Dan and Diane do not have your typical employer/employee relationship; they explained things to me as a team and laughed as they recalled their mistakes, like trying to grow camelina, a biofuel crop, four different times. Diane says that Dan helped her get back into farming after she took a few years off to handle family illnesses. Dan brings new, innovative ideas to the farm, and Diane’s experience helps them figure out what will work and what won’t. Dan now lives on the farm in a cabin that he has refurbished. As an out-of-state student myself, I see the value in having a family away from home.

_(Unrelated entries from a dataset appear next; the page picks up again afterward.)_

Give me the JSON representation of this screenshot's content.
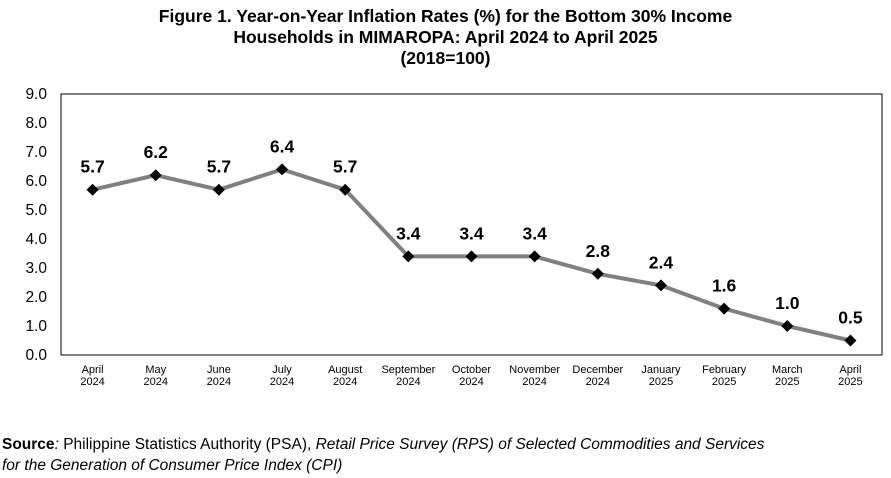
{
  "title_lines": [
    "Figure 1. Year-on-Year Inflation Rates (%) for the Bottom 30% Income",
    "Households in MIMAROPA: April 2024 to April 2025",
    "(2018=100)"
  ],
  "source": {
    "label": "Source",
    "colon": ": ",
    "text1": "Philippine Statistics Authority (PSA), ",
    "text2": "Retail Price Survey (RPS) of Selected Commodities and Services",
    "line2": "for the Generation of Consumer Price Index (CPI)"
  },
  "chart_data": {
    "type": "line",
    "title": "Figure 1. Year-on-Year Inflation Rates (%) for the Bottom 30% Income Households in MIMAROPA: April 2024 to April 2025 (2018=100)",
    "categories": [
      [
        "April",
        "2024"
      ],
      [
        "May",
        "2024"
      ],
      [
        "June",
        "2024"
      ],
      [
        "July",
        "2024"
      ],
      [
        "August",
        "2024"
      ],
      [
        "September",
        "2024"
      ],
      [
        "October",
        "2024"
      ],
      [
        "November",
        "2024"
      ],
      [
        "December",
        "2024"
      ],
      [
        "January",
        "2025"
      ],
      [
        "February",
        "2025"
      ],
      [
        "March",
        "2025"
      ],
      [
        "April",
        "2025"
      ]
    ],
    "values": [
      5.7,
      6.2,
      5.7,
      6.4,
      5.7,
      3.4,
      3.4,
      3.4,
      2.8,
      2.4,
      1.6,
      1.0,
      0.5
    ],
    "value_labels": [
      "5.7",
      "6.2",
      "5.7",
      "6.4",
      "5.7",
      "3.4",
      "3.4",
      "3.4",
      "2.8",
      "2.4",
      "1.6",
      "1.0",
      "0.5"
    ],
    "ylim": [
      0,
      9
    ],
    "ytick_labels": [
      "0.0",
      "1.0",
      "2.0",
      "3.0",
      "4.0",
      "5.0",
      "6.0",
      "7.0",
      "8.0",
      "9.0"
    ],
    "grid": false,
    "line_color": "#808080",
    "marker": "diamond",
    "marker_color": "#000000"
  }
}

The llama manure must be working because the garden was growing beautifully. Diane, Dan, and Diane’s daughter Katie took me on the tour, first showing me the grape vines, picking a few of the leaves for me to take home. Their non-GMO corn was springing up quickly; they use the corn to feed their animals. This is one of the many ways Mollie’s Branch mimics nature’s cycles of reciprocity: the llamas eat the plants from the garden, and their manure then fertilizes the plants. Diane and Dan are also growing fava beans, lettuce, chard, squash, potatoes (which I also got to take home), and hops that they hope to sell to local breweries.
Another way that Mollie’s Branch works with nature is through their micro hydropower system, which they were able to build through a community grant. The micro hydropower system uses the current from the creek that runs through the property to spin a turbine, generating enough power for the barn and the cabin. Completing another cycle of reciprocity between the farm and the community, Diane and Dan host student groups to educate them on this unique system of renewable energy.

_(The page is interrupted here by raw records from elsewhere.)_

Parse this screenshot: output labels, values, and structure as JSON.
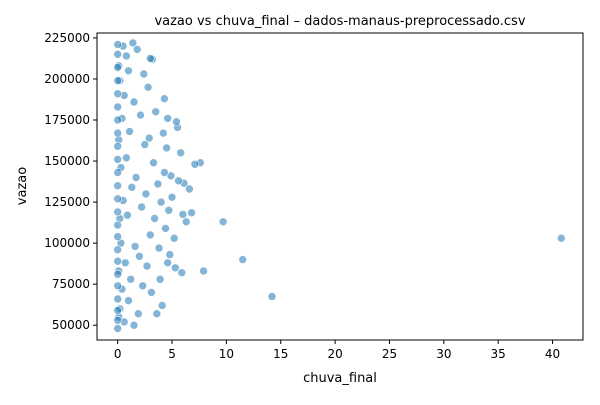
{
  "chart_data": {
    "type": "scatter",
    "title": "vazao vs chuva_final – dados-manaus-preprocessado.csv",
    "xlabel": "chuva_final",
    "ylabel": "vazao",
    "xlim": [
      -1.9,
      42.8
    ],
    "ylim": [
      41000,
      228000
    ],
    "xticks": [
      0,
      5,
      10,
      15,
      20,
      25,
      30,
      35,
      40
    ],
    "yticks": [
      50000,
      75000,
      100000,
      125000,
      150000,
      175000,
      200000,
      225000
    ],
    "grid": false,
    "color": "#1f77b4",
    "series": [
      {
        "points": [
          [
            40.8,
            103000
          ],
          [
            14.2,
            67500
          ],
          [
            11.5,
            90000
          ],
          [
            9.7,
            113000
          ],
          [
            7.9,
            83000
          ],
          [
            7.6,
            149000
          ],
          [
            7.1,
            148000
          ],
          [
            6.8,
            118500
          ],
          [
            6.6,
            133000
          ],
          [
            6.3,
            113000
          ],
          [
            6.1,
            136500
          ],
          [
            6.0,
            117500
          ],
          [
            5.9,
            82000
          ],
          [
            5.8,
            155000
          ],
          [
            5.6,
            138000
          ],
          [
            5.5,
            170500
          ],
          [
            5.4,
            174000
          ],
          [
            5.3,
            85000
          ],
          [
            5.2,
            103000
          ],
          [
            5.0,
            128000
          ],
          [
            4.9,
            141000
          ],
          [
            4.8,
            93000
          ],
          [
            4.7,
            120000
          ],
          [
            4.6,
            176000
          ],
          [
            4.6,
            88000
          ],
          [
            4.5,
            158000
          ],
          [
            4.4,
            109000
          ],
          [
            4.3,
            188000
          ],
          [
            4.3,
            143000
          ],
          [
            4.2,
            167000
          ],
          [
            4.1,
            62000
          ],
          [
            4.0,
            125000
          ],
          [
            3.9,
            78000
          ],
          [
            3.8,
            97000
          ],
          [
            3.7,
            136000
          ],
          [
            3.6,
            57000
          ],
          [
            3.5,
            180000
          ],
          [
            3.4,
            115000
          ],
          [
            3.3,
            149000
          ],
          [
            3.2,
            212000
          ],
          [
            3.1,
            70000
          ],
          [
            3.0,
            212500
          ],
          [
            3.0,
            105000
          ],
          [
            2.9,
            164000
          ],
          [
            2.8,
            195000
          ],
          [
            2.7,
            86000
          ],
          [
            2.6,
            130000
          ],
          [
            2.5,
            160000
          ],
          [
            2.4,
            203000
          ],
          [
            2.3,
            74000
          ],
          [
            2.2,
            122000
          ],
          [
            2.1,
            178000
          ],
          [
            2.0,
            92000
          ],
          [
            1.9,
            57000
          ],
          [
            1.8,
            218000
          ],
          [
            1.7,
            140000
          ],
          [
            1.6,
            98000
          ],
          [
            1.5,
            50000
          ],
          [
            1.5,
            186000
          ],
          [
            1.4,
            222000
          ],
          [
            1.3,
            134000
          ],
          [
            1.2,
            78000
          ],
          [
            1.1,
            168000
          ],
          [
            1.0,
            205000
          ],
          [
            1.0,
            65000
          ],
          [
            0.9,
            117000
          ],
          [
            0.8,
            152000
          ],
          [
            0.8,
            214000
          ],
          [
            0.7,
            88000
          ],
          [
            0.6,
            190000
          ],
          [
            0.6,
            52000
          ],
          [
            0.5,
            126000
          ],
          [
            0.5,
            220000
          ],
          [
            0.4,
            72000
          ],
          [
            0.4,
            176000
          ],
          [
            0.3,
            100000
          ],
          [
            0.3,
            146000
          ],
          [
            0.2,
            60000
          ],
          [
            0.2,
            199000
          ],
          [
            0.2,
            115000
          ],
          [
            0.1,
            83000
          ],
          [
            0.1,
            163000
          ],
          [
            0.1,
            55000
          ],
          [
            0.1,
            208000
          ],
          [
            0,
            48000
          ],
          [
            0,
            53000
          ],
          [
            0,
            59000
          ],
          [
            0,
            66000
          ],
          [
            0,
            74000
          ],
          [
            0,
            81000
          ],
          [
            0,
            89000
          ],
          [
            0,
            96000
          ],
          [
            0,
            104000
          ],
          [
            0,
            111000
          ],
          [
            0,
            119000
          ],
          [
            0,
            127000
          ],
          [
            0,
            135000
          ],
          [
            0,
            143000
          ],
          [
            0,
            151000
          ],
          [
            0,
            159000
          ],
          [
            0,
            167000
          ],
          [
            0,
            175000
          ],
          [
            0,
            183000
          ],
          [
            0,
            191000
          ],
          [
            0,
            199000
          ],
          [
            0,
            207000
          ],
          [
            0,
            215000
          ],
          [
            0,
            221000
          ]
        ]
      }
    ]
  }
}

Diane has received grants to grow shiitake mushrooms, host summer camps for children, and she even participated in Appalachian State’s “Farmer For A Day” program, where the chancellor of ASU came to Mollie’s Branch to harvest Diane’s sorghum, and Diane got to be the chancellor for the day. This past November, they received a grant to build cold frames with the Western Youth Network to grow greens for needy families in the community. Diane remembers building the cold frames in January, worrying that nothing would grow, but the project was a success and they were able to provide greens to a few local families.
One of the most interesting facts I discovered about Diane is that she wrote the grant that started Blue Ridge Women in Agriculture. Sue Counts, Judy Sharnes, and Diane noticed the lack of recognition and resources for female farmers in the High Country. Diane wrote the grant, not knowing if they would receive it or not. They surprised her at the market with the check for $30,000 and managed to snap a picture of her surprised face: eyes wide and jaw dropped, the picture made it onto the cover of the Mountain Times. Although Diane says it was one of the most embarrassing photos of her, she’ll never forget that moment. Without Diane, our organization could not be what it is today.
"We’ve had hard years, but you just have to pick up and move on. It’s funny because I’ve had a lot of professional careers, but I finally came full circle and realized that I’m the happiest shoveling manure in the barn! I still love to do other things but this is where my heart is."
Mollie’s Branch is a lovely example of the way that farmers and community members young and old can grow food sustainably and give back to their local communities. We hope that you’ll visit Mollie’s Branch on the High Country Farm Tour August 3rd and 4th.